Attualmente, l’impatto delle politiche di razionalizzazione sulle spese fiscali è piuttosto limitato. Le spese fiscali complessive hanno raggiunto i 105 miliardi di euro, raddoppiando dal 2018. La riforma del 2023 ha previsto un taglio medio di circa 152 euro per 1,4 milioni di contribuenti. Nonostante ciò il numero di agevolazioni fiscali è aumentato di un terzo, arrivando a 625. Questi dati emergono da un’analisi condotta dall’Ufficio parlamentare di bilancio sui recenti interventi normativi riguardanti detrazioni ed agevolazioni fiscali.

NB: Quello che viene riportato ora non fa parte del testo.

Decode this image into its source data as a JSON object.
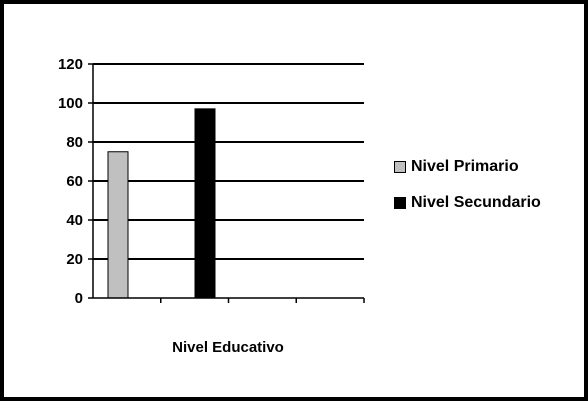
{
  "chart_data": {
    "type": "bar",
    "categories": [
      "Nivel Educativo"
    ],
    "series": [
      {
        "name": "Nivel Primario",
        "values": [
          75
        ],
        "color": "#c0c0c0"
      },
      {
        "name": "Nivel Secundario",
        "values": [
          97
        ],
        "color": "#000000"
      }
    ],
    "xlabel": "Nivel Educativo",
    "ylim": [
      0,
      120
    ],
    "yticks": [
      "0",
      "20",
      "40",
      "60",
      "80",
      "100",
      "120"
    ],
    "grid": true,
    "legend": "right"
  }
}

Sin dal 2009, in Italia sono avviate iniziative per contenere le spese fiscali. Nonostante monitoraggi annuali e rapporti tecnici, il numero di agevolazioni fiscali è aumentato ulteriormente, passando da 466 a 625 tra il 2018 e il 2024. La perdita di gettito si è quasi raddoppiata, passando da 54 a 105 miliardi di euro. Questo aumento è principalmente causato dall’incremento dei regimi speciali, delle esenzioni e dei crediti di imposta, oltre al maggiore utilizzo delle detrazioni sanitarie.

Gli sforzi per ridurre le spese fiscali si sono concentrati sul contenimento delle detrazioni per oneri ed erogazioni liberali ai fini Irpef, con interventi come l’indetraibilità parziale per i contribuenti con redditi elevati e il ridimensionamento delle detrazioni per i redditi superiori a 50mila euro.

Tuttavia, secondo l’analisi dell’UPB, questi interventi hanno avuto un impatto limitato sul recupero di gettito, con un risparmio complessivo di soli 250 milioni di euro. Inoltre, la complessità e la mancanza di coerenza nei meccanismi applicativi hanno reso difficile la gestione per i contribuenti.

La riforma dell’Irpef del 2023 ha interessato circa 1,4 milioni di contribuenti, con un taglio medio di 152 euro, ma solo una parte di loro ha presentato detrazioni fiscali superiori a 260 euro.

Inoltre, sono state apportate modifiche per salvaguardare alcune erogazioni liberali, beneficiando circa 157mila contribuenti. Tuttavia, nonostante questi sforzi, non si è registrato un progresso tangibile nella riduzione delle spese fiscali.

Il sistema fiscale italiano continua a essere caratterizzato da frammentazione, scarsa trasparenza e benefici principalmente per i contribuenti ad alto reddito, mentre i soggetti a basso reddito incontrano difficoltà nell’ottenere vantaggi.